I have been tasked with deploying Splunk for an organization that has an extensive syslog (multiple rsyslog & syslog-ng svrs) environment. The problem is with their naming convention. Of the hundreds of syslog sources, only 60% follow a naming convention. The remainder may be (random) IP's, or a hostname that does not align with its events. The logs are not stored in logical directories, AND..... they are unwilling to make the changes necessary to "clean it up".
The REGEX's in inputs.conf if rapidly becoming ugly, and with every change, requires complete re-validation. What do others do in this situation to manage poor syslog naming conventions, and still get the events into the proper indexes without the extensive use of REGEX in inputs.conf, and without touching the syslog conf?
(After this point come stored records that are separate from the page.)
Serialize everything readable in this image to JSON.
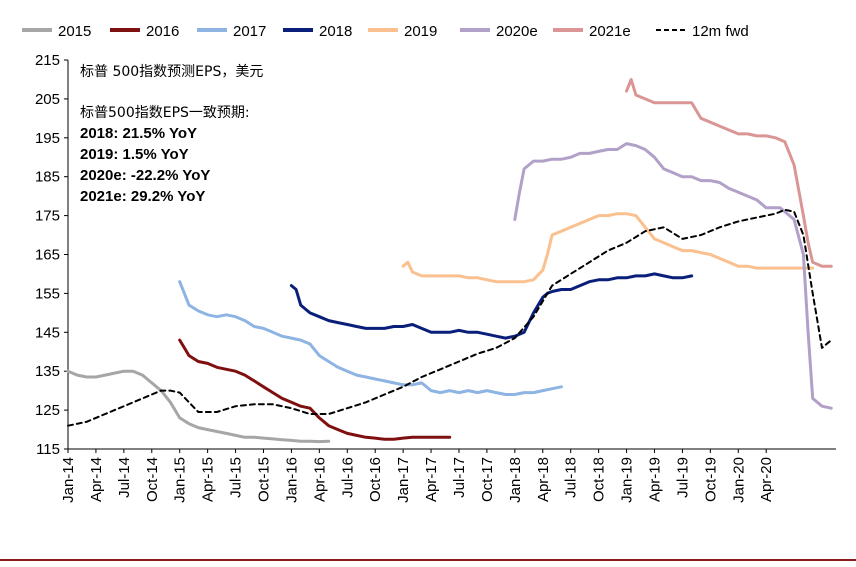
{
  "chart_data": {
    "type": "line",
    "title": "",
    "xlabel": "",
    "ylabel": "",
    "ylim": [
      115,
      215
    ],
    "yticks": [
      115,
      125,
      135,
      145,
      155,
      165,
      175,
      185,
      195,
      205,
      215
    ],
    "xticks": [
      "Jan-14",
      "Apr-14",
      "Jul-14",
      "Oct-14",
      "Jan-15",
      "Apr-15",
      "Jul-15",
      "Oct-15",
      "Jan-16",
      "Apr-16",
      "Jul-16",
      "Oct-16",
      "Jan-17",
      "Apr-17",
      "Jul-17",
      "Oct-17",
      "Jan-18",
      "Apr-18",
      "Jul-18",
      "Oct-18",
      "Jan-19",
      "Apr-19",
      "Jul-19",
      "Oct-19",
      "Jan-20",
      "Apr-20"
    ],
    "x_unit": "months since Jan-14",
    "annotations": {
      "title": "标普 500指数预测EPS，美元",
      "subtitle": "标普500指数EPS一致预期:",
      "lines": [
        "2018: 21.5% YoY",
        "2019: 1.5% YoY",
        "2020e: -22.2% YoY",
        "2021e: 29.2% YoY"
      ]
    },
    "series": [
      {
        "name": "2015",
        "color": "#a6a6a6",
        "dash": false,
        "x": [
          0,
          1,
          2,
          3,
          4,
          5,
          6,
          7,
          8,
          9,
          10,
          11,
          12,
          13,
          14,
          15,
          16,
          17,
          18,
          19,
          20,
          21,
          22,
          23,
          24,
          25,
          26,
          27,
          28
        ],
        "y": [
          135,
          134,
          133.5,
          133.5,
          134,
          134.5,
          135,
          135,
          134,
          132,
          130,
          127,
          123,
          121.5,
          120.5,
          120,
          119.5,
          119,
          118.5,
          118,
          118,
          117.8,
          117.6,
          117.4,
          117.2,
          117,
          117,
          116.9,
          117
        ]
      },
      {
        "name": "2016",
        "color": "#7f1010",
        "dash": false,
        "x": [
          12,
          12.5,
          13,
          14,
          15,
          16,
          17,
          18,
          19,
          20,
          21,
          22,
          23,
          24,
          25,
          26,
          27,
          28,
          29,
          30,
          31,
          32,
          33,
          34,
          35,
          36,
          37,
          38,
          39,
          40,
          41
        ],
        "y": [
          143,
          141,
          139,
          137.5,
          137,
          136,
          135.5,
          135,
          134,
          132.5,
          131,
          129.5,
          128,
          127,
          126,
          125.5,
          123,
          121,
          120,
          119,
          118.5,
          118,
          117.8,
          117.5,
          117.5,
          117.8,
          118,
          118,
          118,
          118,
          118
        ]
      },
      {
        "name": "2017",
        "color": "#8db4e2",
        "dash": false,
        "x": [
          12,
          12.5,
          13,
          14,
          15,
          16,
          17,
          18,
          19,
          20,
          21,
          22,
          23,
          24,
          25,
          26,
          27,
          28,
          29,
          30,
          31,
          32,
          33,
          34,
          35,
          36,
          37,
          38,
          39,
          40,
          41,
          42,
          43,
          44,
          45,
          46,
          47,
          48,
          49,
          50,
          51,
          52,
          53
        ],
        "y": [
          158,
          155,
          152,
          150.5,
          149.5,
          149,
          149.5,
          149,
          148,
          146.5,
          146,
          145,
          144,
          143.5,
          143,
          142,
          139,
          137.5,
          136,
          135,
          134,
          133.5,
          133,
          132.5,
          132,
          131.5,
          131.5,
          132,
          130,
          129.5,
          130,
          129.5,
          130,
          129.5,
          130,
          129.5,
          129,
          129,
          129.5,
          129.5,
          130,
          130.5,
          131
        ]
      },
      {
        "name": "2018",
        "color": "#0a1f7a",
        "dash": false,
        "x": [
          24,
          24.5,
          25,
          26,
          27,
          28,
          29,
          30,
          31,
          32,
          33,
          34,
          35,
          36,
          37,
          38,
          39,
          40,
          41,
          42,
          43,
          44,
          45,
          46,
          47,
          48,
          49,
          50,
          51,
          51.5,
          52,
          53,
          54,
          55,
          56,
          57,
          58,
          59,
          60,
          61,
          62,
          63,
          64,
          65,
          66,
          67
        ],
        "y": [
          157,
          156,
          152,
          150,
          149,
          148,
          147.5,
          147,
          146.5,
          146,
          146,
          146,
          146.5,
          146.5,
          147,
          146,
          145,
          145,
          145,
          145.5,
          145,
          145,
          144.5,
          144,
          143.5,
          144,
          145,
          150,
          154,
          155,
          155.5,
          156,
          156,
          157,
          158,
          158.5,
          158.5,
          159,
          159,
          159.5,
          159.5,
          160,
          159.5,
          159,
          159,
          159.5
        ]
      },
      {
        "name": "2019",
        "color": "#fac08f",
        "dash": false,
        "x": [
          36,
          36.5,
          37,
          38,
          39,
          40,
          41,
          42,
          43,
          44,
          45,
          46,
          47,
          48,
          49,
          50,
          51,
          51.5,
          52,
          53,
          54,
          55,
          56,
          57,
          58,
          59,
          60,
          61,
          62,
          63,
          64,
          65,
          66,
          67,
          68,
          69,
          70,
          71,
          72,
          73,
          74,
          75,
          76,
          77,
          78,
          79,
          80
        ],
        "y": [
          162,
          163,
          160.5,
          159.5,
          159.5,
          159.5,
          159.5,
          159.5,
          159,
          159,
          158.5,
          158,
          158,
          158,
          158,
          158.5,
          161,
          165,
          170,
          171,
          172,
          173,
          174,
          175,
          175,
          175.5,
          175.5,
          175,
          172,
          169,
          168,
          167,
          166,
          166,
          165.5,
          165,
          164,
          163,
          162,
          162,
          161.5,
          161.5,
          161.5,
          161.5,
          161.5,
          161.5,
          161.5
        ]
      },
      {
        "name": "2020e",
        "color": "#b1a0c7",
        "dash": false,
        "x": [
          48,
          48.5,
          49,
          50,
          51,
          52,
          53,
          54,
          55,
          56,
          57,
          58,
          59,
          60,
          61,
          62,
          63,
          64,
          65,
          66,
          67,
          68,
          69,
          70,
          71,
          72,
          73,
          74,
          75,
          76,
          76.5,
          77,
          78,
          79,
          79.5,
          80,
          81,
          82
        ],
        "y": [
          174,
          181,
          187,
          189,
          189,
          189.5,
          189.5,
          190,
          191,
          191,
          191.5,
          192,
          192,
          193.5,
          193,
          192,
          190,
          187,
          186,
          185,
          185,
          184,
          184,
          183.5,
          182,
          181,
          180,
          179,
          177,
          177,
          177,
          176,
          174,
          165,
          145,
          128,
          126,
          125.5
        ]
      },
      {
        "name": "2021e",
        "color": "#da9694",
        "dash": false,
        "x": [
          60,
          60.5,
          61,
          62,
          63,
          64,
          65,
          66,
          67,
          68,
          69,
          70,
          71,
          72,
          73,
          74,
          75,
          76,
          77,
          78,
          79,
          79.5,
          80,
          81,
          82
        ],
        "y": [
          207,
          210,
          206,
          205,
          204,
          204,
          204,
          204,
          204,
          200,
          199,
          198,
          197,
          196,
          196,
          195.5,
          195.5,
          195,
          194,
          188,
          175,
          168,
          163,
          162,
          162
        ]
      },
      {
        "name": "12m fwd",
        "color": "#000000",
        "dash": true,
        "x": [
          0,
          2,
          4,
          6,
          8,
          10,
          11,
          12,
          13,
          14,
          16,
          18,
          20,
          22,
          24,
          26,
          28,
          30,
          32,
          34,
          36,
          38,
          40,
          42,
          44,
          46,
          48,
          50,
          52,
          54,
          56,
          58,
          60,
          62,
          64,
          66,
          68,
          70,
          72,
          74,
          76,
          77,
          78,
          79,
          80,
          81,
          82
        ],
        "y": [
          121,
          122,
          124,
          126,
          128,
          130,
          130,
          129.5,
          127,
          124.5,
          124.5,
          126,
          126.5,
          126.5,
          125.5,
          124,
          124,
          125.5,
          127,
          129,
          131,
          133.5,
          135.5,
          137.5,
          139.5,
          141,
          143.5,
          149,
          157,
          160,
          163,
          166,
          168,
          171,
          172,
          169,
          170,
          172,
          173.5,
          174.5,
          175.5,
          176.5,
          176,
          170,
          155,
          141,
          143
        ]
      }
    ]
  }
}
This might not exactly be what you are looking for, but syslog-ng can manage lists that you can use in filters to classify your log messages (for example, to add specific message fields if the host/IP appears in a specific list), using the inlist filter, or add metadata from files. Recent versions of syslog-ng Premium Edition (the commercial version of syslog-ng) can even send log messages to Splunk HEC directly.
Thanks for the response. The challenges I must overcome are: no access to the syslog servers or the UF, and no modifications allowed to the syslog storage format. Means anything I do must be via an App @ the Universal Forwarder, or on the Indexers @ parsing time.